Diálogo de natal de uma família em crise

(Pequena peça em pequeno ato - Um teatrinho)

Nota explicativa

(Era Natal. Naquele ano, as coisas não iam muito bem, financeiramente, para aquela família. Acostumada à vida burguesa e alheia aos valores mais altos, não sabia, pois, enfrentar uma simples dificuldade. O “diálogo” abaixo, após o almoço, mais palavreado estéril que diálogo, mostra que até o almoço daquele dia não foi o esperado, como também a ceia da noite anterior. O ranço patriarcal do pai, alimentado ainda mais por uma mente atolada em cifras, a intolerância da mãe, a falta de simplicidade e de objetividade dos filhos, tudo contribuiu para uma fermentação materialista do encontro.
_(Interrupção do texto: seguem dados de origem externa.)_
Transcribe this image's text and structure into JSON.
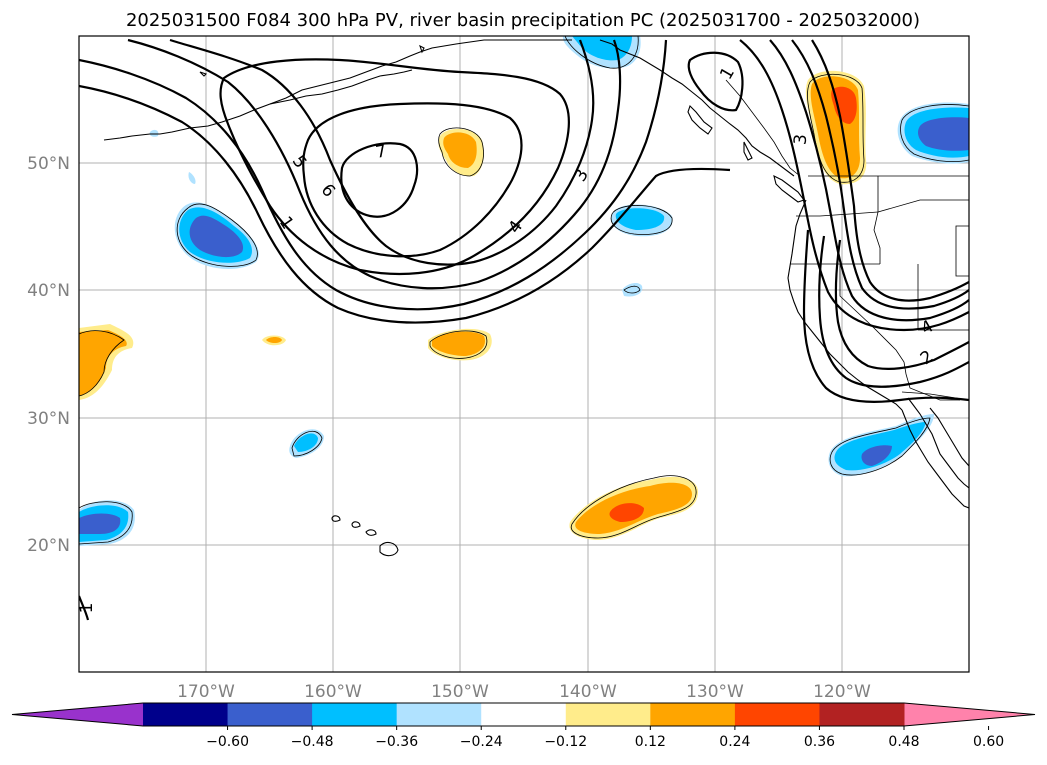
{
  "title": "2025031500 F084 300 hPa PV, river basin precipitation PC (2025031700 - 2025032000)",
  "map": {
    "lon_range": [
      -180,
      -110
    ],
    "lat_range": [
      10,
      60
    ],
    "lat_ticks": [
      {
        "value": 20,
        "label": "20°N"
      },
      {
        "value": 30,
        "label": "30°N"
      },
      {
        "value": 40,
        "label": "40°N"
      },
      {
        "value": 50,
        "label": "50°N"
      }
    ],
    "lon_ticks": [
      {
        "value": -170,
        "label": "170°W"
      },
      {
        "value": -160,
        "label": "160°W"
      },
      {
        "value": -150,
        "label": "150°W"
      },
      {
        "value": -140,
        "label": "140°W"
      },
      {
        "value": -130,
        "label": "130°W"
      },
      {
        "value": -120,
        "label": "120°W"
      }
    ],
    "grid": true
  },
  "pv_contour_labels": [
    "7",
    "6",
    "5",
    "4",
    "3",
    "3",
    "2",
    "1",
    "1",
    "1",
    "4"
  ],
  "colorbar": {
    "colors": [
      "#9932cc",
      "#00008b",
      "#3a5fcd",
      "#00bfff",
      "#b0e2ff",
      "#ffffff",
      "#ffec8b",
      "#ffa500",
      "#ff4500",
      "#b22222",
      "#ff82ab"
    ],
    "tick_labels": [
      "−0.60",
      "−0.48",
      "−0.36",
      "−0.24",
      "−0.12",
      "0.12",
      "0.24",
      "0.36",
      "0.48",
      "0.60"
    ],
    "levels": [
      -0.6,
      -0.48,
      -0.36,
      -0.24,
      -0.12,
      0.12,
      0.24,
      0.36,
      0.48,
      0.6
    ],
    "extend": "both"
  }
}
Vamos acompanhar o diálogo, tentando tirar dele algo positivo, mesmo diante de suas notas doentias, e torcer para que, no próximo ano, aquela família esteja ainda de pé, para um diálogo de verdade. Sejamos também honestos e procuremos saber se a nossa participação no diálogo da vida não está também precisando de mudança para melhor).


O PAI

- Por que estão todos me olhando assim? Sou um fracassado, eu sei. O extrato não nega. Mas, se estou no vermelho, é porque a situação não me foi favorável. Afinal, se não tive sucesso, é porque ela não deixou! Ah! já sei: vocês e suas razões, hem! Já me sinto tão diminuído e ainda estão querendo vir com aquela de “papaizinho”, só para me adoçar. Se conhecessem os dados do balanço, que está para sair, certamente não fariam reivindicações. Aliás, a ceia de ontem já diz tudo, e o repeteco no almoço de hoje...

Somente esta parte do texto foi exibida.